Nell’intimità di questo solitario percorso il regista Dagmawi Yimer riesce ad aprire un varco. Con la dolcezza e la poesia che ha sempre contraddistinto il suo lavoro, riesce a renderci partecipi dei pensieri e dei sentimenti dei protagonisti. Prende per mano e accompagna lo spettatore durante quelle conversazioni personali fatte in cucina, in camera o in un parco pubblico. Sembra di essere lì come se si trattasse di confidenze fatte da amici. Si viene talmente coinvolti da quella familiarità da quasi non rendersi conto di essere solo spettatori. Diventiamo partecipi con i tre protagonisti mentre preparando da mangiare o mettendo a letto il figlio e riflettendo su quello che è successo, cercano di trovare un senso o almeno una via di fuga da qualcosa da cui si vorrebbe ma non si può tornare indietro.

Tutto questo avviene con le due città, Firenze e Milano, che fanno da sfondo. Come da sfondo fa la cronaca di quel 13 dicembre, le manifestazioni che ne seguirono, le dichiarazioni e la politica. Tutto ciò rimane presente ma distante, fa da contorno mentre scorrono le note e le parole di Va Pensiero che riesce a ritrovare dopo secoli il suo senso e il suo essere. Questo inno alla libertà, che per decenni è stato usato per fini di propaganda, sembra in questo film prendersi la sua rivincita e ritornare ad essere quello che era all’origine.

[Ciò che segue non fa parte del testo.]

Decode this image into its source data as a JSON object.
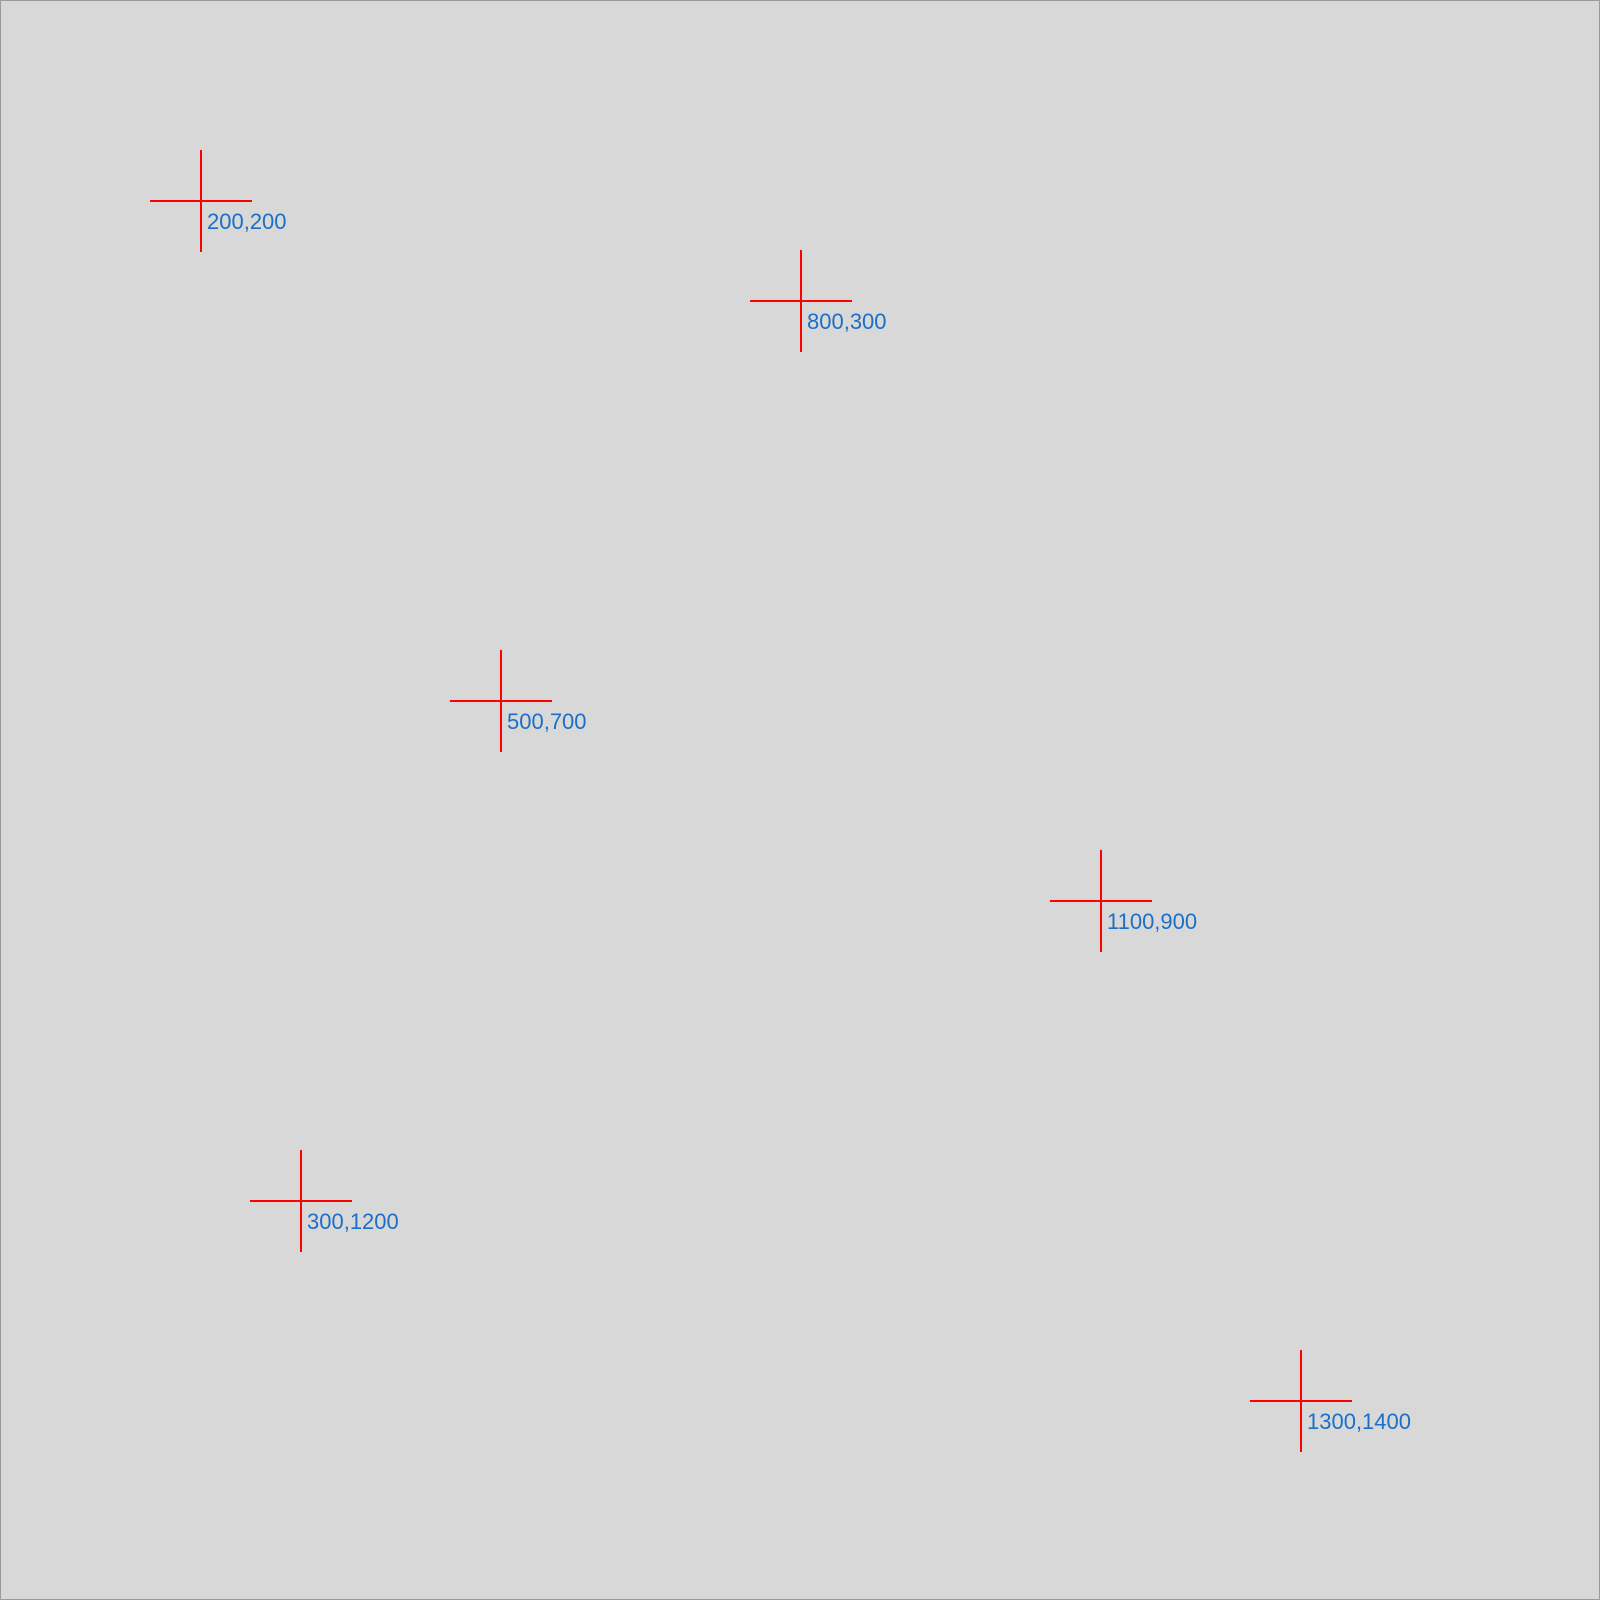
{
  "colors": {
    "background": "#d8d8d8",
    "border": "#9a9a9a",
    "crosshair": "#ff0000",
    "label": "#1a6fc9"
  },
  "markers": [
    {
      "icon": "crosshair-icon",
      "label": "200,200"
    },
    {
      "icon": "crosshair-icon",
      "label": "800,300"
    },
    {
      "icon": "crosshair-icon",
      "label": "500,700"
    },
    {
      "icon": "crosshair-icon",
      "label": "1100,900"
    },
    {
      "icon": "crosshair-icon",
      "label": "300,1200"
    },
    {
      "icon": "crosshair-icon",
      "label": "1300,1400"
    }
  ]
}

Dagmawi Yimer anche in questo documentario, dopo Come un Uomo sulla Terra (2008), C.A.R.A. Italia (2009), Soltanto il mare (2011), continua a farci conoscere i fatti, le storie e le persone che ci circondano quotidianamente, da un altro punto di vista. Quello dei migranti si cui spesso si parla ma a cui di rado si chiede. Dando loro l’opportunità di raccontarsi ci obbliga, nel senso di imperativo interiore, a guardare in faccia l’effetto del razzismo su chi lo ha subito e ora deve superarlo e continuare a vivere. Ci mostra anche che, pur andando avanti, le cicatrici non spariranno mai.